Allah’tan korkmazlar,
Hoca hayattayken neredeydiniz?
Program sunucusu Mustafa Yılmaz, Erbakan Ödülleri Platformu
tarafından düzenlenen “2018 Necmettin Erbakan Ödülleri” törenine gazeteci Uğur
Dündar’ın davet edilmesini ‘Erbakan’ın kemiklerini sızlatmak’ olarak
değerlendirip tepki gösterenlerin, Binali Yıldırım’ın moderatör olarak Uğur
Dündar’ın ismini önermesi karşısında sessiz kaldıklarını hatırlattı. Bu konuda
görüşü sorulan Karamollaoğlu, şunları söyledi:
“Ben, bir defa bu sözü kullanan arkadaşlar, eskiden çoğu
beraber olduğumuz arkadaşlar, yani hiç kendi içlerine dönüp, hiç muhasebe
yapıyorlar mı, onu merak ediyorum. Yahu hayattayken karşısına çıktınız.

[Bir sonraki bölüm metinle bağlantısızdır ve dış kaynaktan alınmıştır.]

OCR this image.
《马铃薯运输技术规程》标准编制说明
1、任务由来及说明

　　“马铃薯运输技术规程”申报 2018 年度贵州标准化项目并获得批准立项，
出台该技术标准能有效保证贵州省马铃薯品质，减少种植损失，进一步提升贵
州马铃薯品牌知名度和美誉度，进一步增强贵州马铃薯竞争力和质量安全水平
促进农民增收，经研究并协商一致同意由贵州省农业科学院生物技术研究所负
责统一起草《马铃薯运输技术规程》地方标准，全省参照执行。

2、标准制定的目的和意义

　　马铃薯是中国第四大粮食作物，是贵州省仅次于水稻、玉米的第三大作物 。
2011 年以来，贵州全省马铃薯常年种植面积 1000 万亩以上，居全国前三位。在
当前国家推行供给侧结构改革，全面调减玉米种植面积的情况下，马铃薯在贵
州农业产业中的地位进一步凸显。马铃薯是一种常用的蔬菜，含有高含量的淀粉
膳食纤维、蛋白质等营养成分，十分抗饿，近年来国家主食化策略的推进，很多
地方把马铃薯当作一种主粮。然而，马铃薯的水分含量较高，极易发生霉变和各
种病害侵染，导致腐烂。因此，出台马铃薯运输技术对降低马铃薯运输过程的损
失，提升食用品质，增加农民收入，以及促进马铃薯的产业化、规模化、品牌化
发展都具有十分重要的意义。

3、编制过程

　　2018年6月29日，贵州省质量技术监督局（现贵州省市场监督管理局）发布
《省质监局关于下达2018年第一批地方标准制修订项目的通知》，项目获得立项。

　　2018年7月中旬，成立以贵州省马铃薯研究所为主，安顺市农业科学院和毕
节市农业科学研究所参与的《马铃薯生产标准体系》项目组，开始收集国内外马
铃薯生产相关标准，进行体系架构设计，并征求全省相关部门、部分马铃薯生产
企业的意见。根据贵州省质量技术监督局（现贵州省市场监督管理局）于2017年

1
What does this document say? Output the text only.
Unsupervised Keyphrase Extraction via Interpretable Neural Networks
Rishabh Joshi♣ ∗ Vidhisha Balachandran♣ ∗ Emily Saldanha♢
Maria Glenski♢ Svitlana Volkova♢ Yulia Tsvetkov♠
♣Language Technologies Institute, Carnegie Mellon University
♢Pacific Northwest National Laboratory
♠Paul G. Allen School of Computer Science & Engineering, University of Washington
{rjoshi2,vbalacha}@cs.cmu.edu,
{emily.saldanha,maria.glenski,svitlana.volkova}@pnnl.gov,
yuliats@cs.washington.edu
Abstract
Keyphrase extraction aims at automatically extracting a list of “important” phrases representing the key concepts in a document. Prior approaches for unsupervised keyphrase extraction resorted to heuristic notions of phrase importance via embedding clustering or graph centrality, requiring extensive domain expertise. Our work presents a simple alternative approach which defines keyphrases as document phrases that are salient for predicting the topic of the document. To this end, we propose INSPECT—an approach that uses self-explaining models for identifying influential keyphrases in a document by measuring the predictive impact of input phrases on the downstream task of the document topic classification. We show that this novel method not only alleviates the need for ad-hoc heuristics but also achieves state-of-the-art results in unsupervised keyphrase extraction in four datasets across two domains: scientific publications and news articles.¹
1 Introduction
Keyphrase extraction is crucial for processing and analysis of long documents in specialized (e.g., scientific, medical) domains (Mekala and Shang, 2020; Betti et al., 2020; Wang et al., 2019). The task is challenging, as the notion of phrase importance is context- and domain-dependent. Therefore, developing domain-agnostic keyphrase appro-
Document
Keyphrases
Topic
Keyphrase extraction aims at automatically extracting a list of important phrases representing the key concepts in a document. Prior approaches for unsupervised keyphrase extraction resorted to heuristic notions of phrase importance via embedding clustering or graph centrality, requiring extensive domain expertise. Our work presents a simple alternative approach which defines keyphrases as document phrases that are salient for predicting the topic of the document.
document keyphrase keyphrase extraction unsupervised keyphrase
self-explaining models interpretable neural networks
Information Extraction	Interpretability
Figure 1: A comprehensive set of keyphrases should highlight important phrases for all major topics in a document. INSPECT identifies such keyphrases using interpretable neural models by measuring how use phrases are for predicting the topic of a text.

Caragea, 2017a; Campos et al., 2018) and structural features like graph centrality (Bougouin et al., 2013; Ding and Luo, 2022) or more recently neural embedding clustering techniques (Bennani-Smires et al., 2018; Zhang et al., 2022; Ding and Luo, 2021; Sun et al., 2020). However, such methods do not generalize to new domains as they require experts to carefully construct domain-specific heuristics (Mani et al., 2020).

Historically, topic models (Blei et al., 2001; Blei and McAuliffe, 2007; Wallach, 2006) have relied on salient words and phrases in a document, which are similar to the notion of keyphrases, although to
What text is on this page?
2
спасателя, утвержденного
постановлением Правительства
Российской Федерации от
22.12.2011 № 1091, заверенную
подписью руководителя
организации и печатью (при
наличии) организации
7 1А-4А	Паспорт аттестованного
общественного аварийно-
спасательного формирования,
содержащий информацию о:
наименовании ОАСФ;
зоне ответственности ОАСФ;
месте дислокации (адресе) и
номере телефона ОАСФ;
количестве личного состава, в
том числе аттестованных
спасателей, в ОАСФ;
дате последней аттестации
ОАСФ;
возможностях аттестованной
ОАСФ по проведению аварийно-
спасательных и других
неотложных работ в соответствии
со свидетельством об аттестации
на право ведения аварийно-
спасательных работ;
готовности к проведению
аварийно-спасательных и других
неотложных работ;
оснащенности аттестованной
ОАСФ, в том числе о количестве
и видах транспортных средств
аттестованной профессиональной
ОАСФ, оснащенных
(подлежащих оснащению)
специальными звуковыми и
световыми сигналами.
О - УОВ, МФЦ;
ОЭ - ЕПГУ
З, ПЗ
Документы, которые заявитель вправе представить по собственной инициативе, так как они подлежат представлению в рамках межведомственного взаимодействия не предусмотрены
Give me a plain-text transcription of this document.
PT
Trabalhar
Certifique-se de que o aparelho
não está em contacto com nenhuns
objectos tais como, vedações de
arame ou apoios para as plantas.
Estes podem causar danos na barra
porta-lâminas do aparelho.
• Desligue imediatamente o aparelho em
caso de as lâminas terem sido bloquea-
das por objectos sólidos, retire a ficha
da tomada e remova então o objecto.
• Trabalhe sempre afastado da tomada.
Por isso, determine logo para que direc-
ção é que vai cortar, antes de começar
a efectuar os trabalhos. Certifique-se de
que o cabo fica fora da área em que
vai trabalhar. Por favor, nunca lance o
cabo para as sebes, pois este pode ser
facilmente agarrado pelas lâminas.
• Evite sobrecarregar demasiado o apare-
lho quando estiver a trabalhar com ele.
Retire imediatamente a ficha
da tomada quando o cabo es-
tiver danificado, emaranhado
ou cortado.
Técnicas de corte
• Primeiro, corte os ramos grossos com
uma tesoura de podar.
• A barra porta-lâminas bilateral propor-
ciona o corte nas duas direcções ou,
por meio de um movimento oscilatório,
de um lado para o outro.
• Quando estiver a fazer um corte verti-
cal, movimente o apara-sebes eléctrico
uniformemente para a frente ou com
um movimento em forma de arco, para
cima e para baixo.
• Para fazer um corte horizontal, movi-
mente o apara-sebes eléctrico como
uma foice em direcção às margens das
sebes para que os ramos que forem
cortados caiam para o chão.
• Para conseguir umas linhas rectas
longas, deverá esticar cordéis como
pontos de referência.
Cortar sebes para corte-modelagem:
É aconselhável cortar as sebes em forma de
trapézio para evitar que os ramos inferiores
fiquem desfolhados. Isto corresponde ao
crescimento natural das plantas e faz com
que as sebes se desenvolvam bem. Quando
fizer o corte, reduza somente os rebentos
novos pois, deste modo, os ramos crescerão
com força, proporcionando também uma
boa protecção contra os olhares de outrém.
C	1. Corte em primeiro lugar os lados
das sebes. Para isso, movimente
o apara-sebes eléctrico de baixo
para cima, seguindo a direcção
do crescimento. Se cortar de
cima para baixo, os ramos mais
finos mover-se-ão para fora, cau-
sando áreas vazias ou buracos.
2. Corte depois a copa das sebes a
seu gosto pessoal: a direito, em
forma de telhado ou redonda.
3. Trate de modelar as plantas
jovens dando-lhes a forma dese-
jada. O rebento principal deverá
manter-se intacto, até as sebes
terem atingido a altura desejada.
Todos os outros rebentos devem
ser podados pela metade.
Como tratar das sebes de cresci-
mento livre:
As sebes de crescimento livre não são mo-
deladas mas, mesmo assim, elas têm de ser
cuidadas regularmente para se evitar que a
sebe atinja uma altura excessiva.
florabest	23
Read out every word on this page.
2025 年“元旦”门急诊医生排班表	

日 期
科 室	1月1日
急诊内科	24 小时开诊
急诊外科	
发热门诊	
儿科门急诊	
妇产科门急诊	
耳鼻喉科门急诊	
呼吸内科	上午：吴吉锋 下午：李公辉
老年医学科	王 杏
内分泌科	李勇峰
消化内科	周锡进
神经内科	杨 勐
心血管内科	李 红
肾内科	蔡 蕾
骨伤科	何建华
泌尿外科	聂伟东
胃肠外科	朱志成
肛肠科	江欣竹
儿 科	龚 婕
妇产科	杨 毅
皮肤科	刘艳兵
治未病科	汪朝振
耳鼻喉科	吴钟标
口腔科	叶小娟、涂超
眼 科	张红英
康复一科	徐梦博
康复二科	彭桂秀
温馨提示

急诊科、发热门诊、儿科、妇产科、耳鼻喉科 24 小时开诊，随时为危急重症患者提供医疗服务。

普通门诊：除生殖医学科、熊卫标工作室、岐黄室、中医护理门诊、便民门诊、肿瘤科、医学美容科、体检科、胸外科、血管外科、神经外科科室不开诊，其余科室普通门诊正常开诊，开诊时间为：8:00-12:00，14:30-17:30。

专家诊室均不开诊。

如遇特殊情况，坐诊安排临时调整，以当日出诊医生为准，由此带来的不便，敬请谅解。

Mübarekler, Erbakan Hoca’yı, hayattayken terk ettiniz. Hiçbir lafını
dinlemediniz. İtibar etmediniz. Şimdi tutup bizi, Erbakan Hoca’nın siyasî
mirasına sahip çıktığımız için itham etmeye kalkıyorlar. Bu kadar da olmaz
yahu! Ayıptır! Ben burada hakikaten üzülüyorum. O arkadaşlarımız adına
üzülüyorum. O kadar laf söylüyorlar ki… Yani Erbakan Hoca hayattayken ona bu
muameleyi yapanlar, vefat ettikten sonra böyle bir söz söyleme hakkına sahip
değiller. Mezardan kalksa, önce onların kafasına bir tane yumruk indirir, Hoca.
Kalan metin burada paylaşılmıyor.